Dalla descrizione della sua routine e delle sue abitudini è chiaro che Amelie avrebbe bisogno di una guida, di qualcuno a cui confidare desideri, dubbi, difficoltà, esigenze, che a differenza di quelle dei suoi coetanei si manifestano in una realtà povera di punti di riferimento affidabili, in perenne cambiamento, in cui l’unica cosa che conta sono le performances sportive.
Mi permetto di dirglielo, anzi la invito a cercare qualcuno con cui poter iniziare a lavorare su se stessa non solo per migliorare i suoi risultati ma soprattutto per riuscire a scegliere e a apprezzare la vita che vuole fare. L’esperienza mi insegna infatti che non si può scindere il privato dal professionale: sentirsi bene nella propria pelle, vivere in armonia coi propri desideri, essere in sintonia con quello che si fa aiuta a esprimere le proprie potenzialità in qualsiasi campo, anche su quello da tennis.
La ragazza mi ascolta con grande attenzione, il suo sguardo si apre, per la prima volta mi sorride. Sembra divorare ogni mia parola, come se non aspettasse altro.
Finalmente ci chiamano, l’aereo è pronto. Ci alziamo, le lascio la mia email, sono disponibile a parlare ancora se vuole… Mi saluta e corre via.
Non la rivedrò sul volo ma avrò sue notizie seguendo l’andamento del Bonfiglio. Saprò che ha superato le qualificazioni e nel tabellone principale ha vinto buone partite battendo avversarie più quotate.
Verso fine settimana mi arriva una email. Apro il messaggio, che recita solo un semplice “Grazie”.

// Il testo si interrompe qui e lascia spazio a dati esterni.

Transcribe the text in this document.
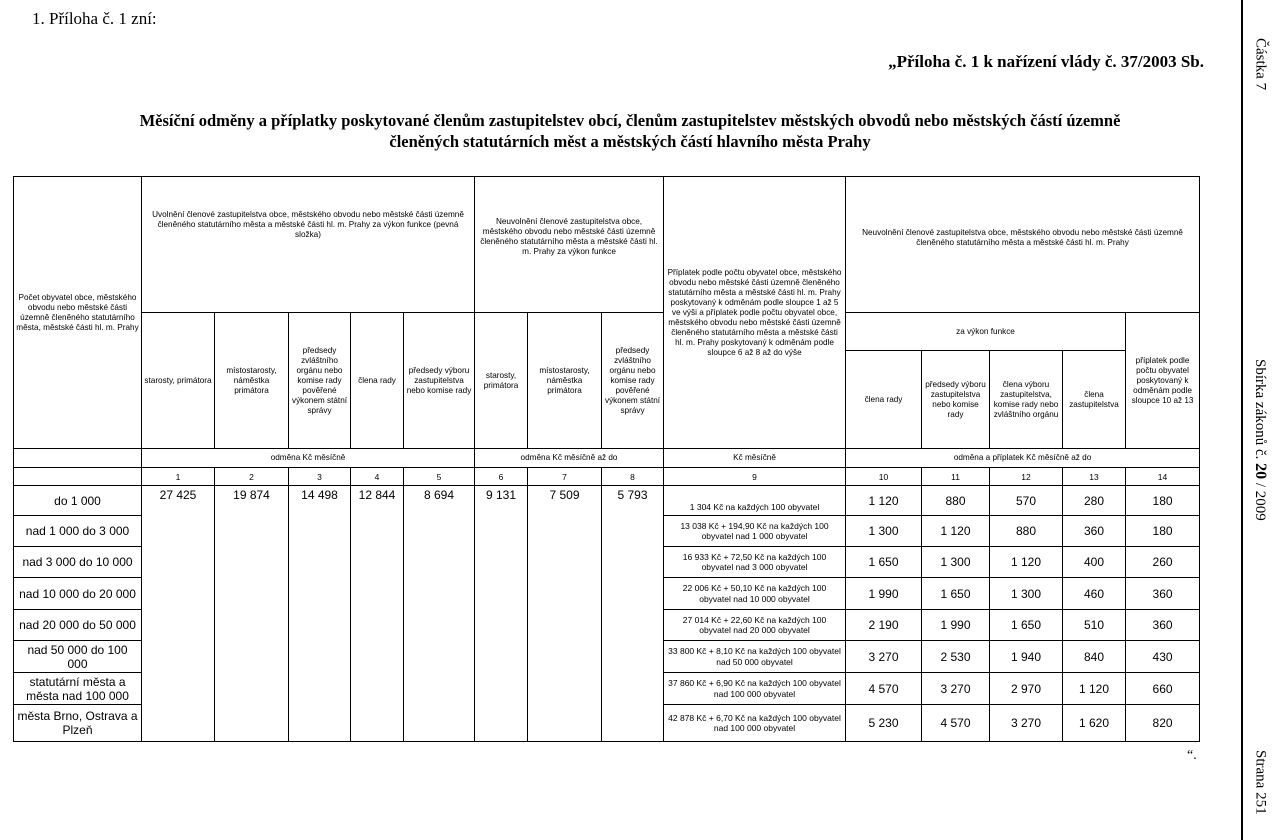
1. Příloha č. 1 zní:
„Příloha č. 1 k nařízení vlády č. 37/2003 Sb.
Měsíční odměny a příplatky poskytované členům zastupitelstev obcí, členům zastupitelstev městských obvodů nebo městských částí územně
členěných statutárních měst a městských částí hlavního města Prahy
Částka 7
Sbírka zákonů č. 20 / 2009
Strana 251
Počet obyvatel obce, městského obvodu nebo městské části územně členěného statutárního města, městské části hl. m. Prahy	Uvolnění členové zastupitelstva obce, městského obvodu nebo městské části územně členěného statutárního města a městské části hl. m. Prahy za výkon funkce (pevná složka)					Neuvolnění členové zastupitelstva obce, městského obvodu nebo městské části územně členěného statutárního města a městské části hl. m. Prahy za výkon funkce			Příplatek podle počtu obyvatel obce, městského obvodu nebo městské části územně členěného statutárního města a městské části hl. m. Prahy poskytovaný k odměnám podle sloupce 1 až 5 ve výši a příplatek podle počtu obyvatel obce, městského obvodu nebo městské části územně členěného statutárního města a městské části hl. m. Prahy poskytovaný k odměnám podle sloupce 6 až 8 až do výše	Neuvolnění členové zastupitelstva obce, městského obvodu nebo městské části územně členěného statutárního města a městské části hl. m. Prahy				
	starosty, primátora	místostarosty, náměstka primátora	předsedy zvláštního orgánu nebo komise rady pověřené výkonem státní správy	člena rady	předsedy výboru zastupitelstva nebo komise rady	starosty, primátora	místostarosty, náměstka primátora	předsedy zvláštního orgánu nebo komise rady pověřené výkonem státní správy		za výkon funkce				příplatek podle počtu obyvatel poskytovaný k odměnám podle sloupce 10 až 13
										člena rady	předsedy výboru zastupitelstva nebo komise rady	člena výboru zastupitelstva, komise rady nebo zvláštního orgánu	člena zastupitelstva	
	odměna Kč měsíčně					odměna Kč měsíčně až do			Kč měsíčně	odměna a příplatek Kč měsíčně až do				
	1	2	3	4	5	6	7	8	9	10	11	12	13	14
do 1 000	27 425	19 874	14 498	12 844	8 694	9 131	7 509	5 793	1 304 Kč na každých 100 obyvatel	1 120	880	570	280	180
nad 1 000 do 3 000									13 038 Kč + 194,90 Kč na každých 100 obyvatel nad 1 000 obyvatel	1 300	1 120	880	360	180
nad 3 000 do 10 000									16 933 Kč + 72,50 Kč na každých 100 obyvatel nad 3 000 obyvatel	1 650	1 300	1 120	400	260
nad 10 000 do 20 000									22 006 Kč + 50,10 Kč na každých 100 obyvatel nad 10 000 obyvatel	1 990	1 650	1 300	460	360
nad 20 000 do 50 000									27 014 Kč + 22,60 Kč na každých 100 obyvatel nad 20 000 obyvatel	2 190	1 990	1 650	510	360
nad 50 000 do 100 000									33 800 Kč + 8,10 Kč na každých 100 obyvatel nad 50 000 obyvatel	3 270	2 530	1 940	840	430
statutární města a města nad 100 000									37 860 Kč + 6,90 Kč na každých 100 obyvatel nad 100 000 obyvatel	4 570	3 270	2 970	1 120	660
města Brno, Ostrava a Plzeň									42 878 Kč + 6,70 Kč na každých 100 obyvatel nad 100 000 obyvatel	5 230	4 570	3 270	1 620	820
“.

E’ sicuramente la email più corta che abbia mai ricevuto, ma una delle più gradite e sorprendenti.
Non mi illudo certo che un’ora di chiacchiere con una sconosciuta possa aver influito direttamente sulla sua prestazione. In base alla mia esperienza professionale posso però affermare che l’ascolto neutrale e benevolo offerto al giocatore lo aiuta a scaricare la tensione legata a certe quotidiane e inconsapevoli conflittualità, e gli permetta di focalizzarsi sul match meno distratto da altre problematiche.

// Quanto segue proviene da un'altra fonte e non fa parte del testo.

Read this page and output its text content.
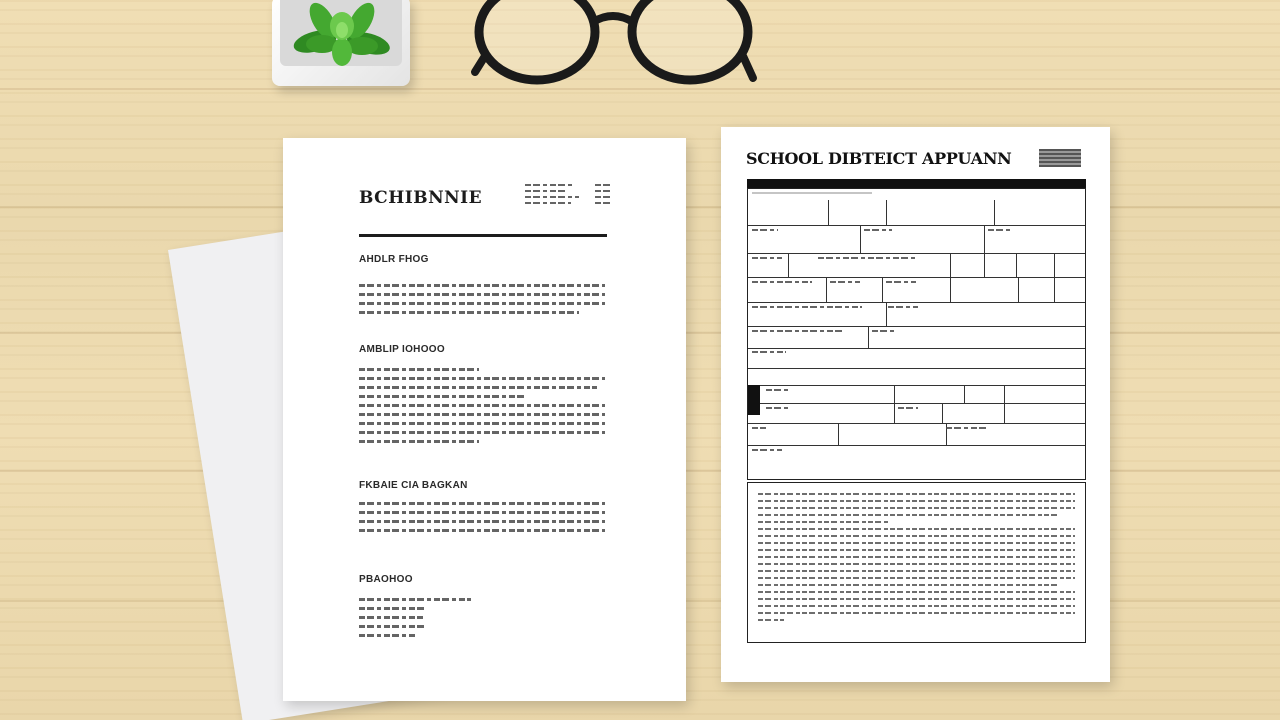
BCHIBNNIE
AHDLR FHOG
AMBLIP IOHOOO
FKBAIE CIA BAGKAN
PBAOHOO
SCHOOL DIBTEICT APPUANN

Per rafforzarsi sotto l’aspetto mentale un lavoro fatto con un terapeuta e mirato all’analisi delle proprie abitudini (fuori e dentro al campo) si rivela di grande aiuto per il tennista.
Le abitudini, che costituiscono il modo personale e unico con cui ognuno gestisce la propria quotidianità, mettono direttamente in feed back con la propria storia personale e familiare, con desideri, conflitti, paure che spesso si frappongono agli obiettivi che il giocatore vorrebbe raggiungere.
Ritengo questa riflessione importante, meritevole di essere approfondita nell’ambito del tennis e dello sport individuale, ancor più per quelle discipline che portano i giovani a viaggiare molto, a crescere velocemente e fuori dall’ambiente familiare. Per questo ho deciso, insieme all’amico giornalista di tennis e “curioso” Marco Mazzoni, con cui ho già scritto “Tennis sul Divano” e questo articolo, di indagare in questa direzione. Abbiamo iniziato un percorso di ricerca sulle abitudini, sulle routine, su come si organizza la professione e quindi la vita sportiva e non, parlando con chi vive lo sport in prima persona. Soprattutto tennisti, ma non solo. L’obiettivo è quello di pubblicare a breve un libro su questo tema, sperando che possa essere interessante per il lettore ma anche di aiuto a chi intraprende lo sport individuale, famiglie incluse. Siamo ancora nella fase (delicata) della raccolta di informazioni, con chiacchierate ed interviste che saranno ovviamente anonime. Per questo, se qualche addetto ai lavori (giocatori, ex giocatori, allenatori, ecc) fosse interessato a partecipare, raccontando la propria esperienza, saremo lieti di entrare in contatto e scoprire quel piccolo mondo, ricco di sorprese e significati tutt’altro che banali.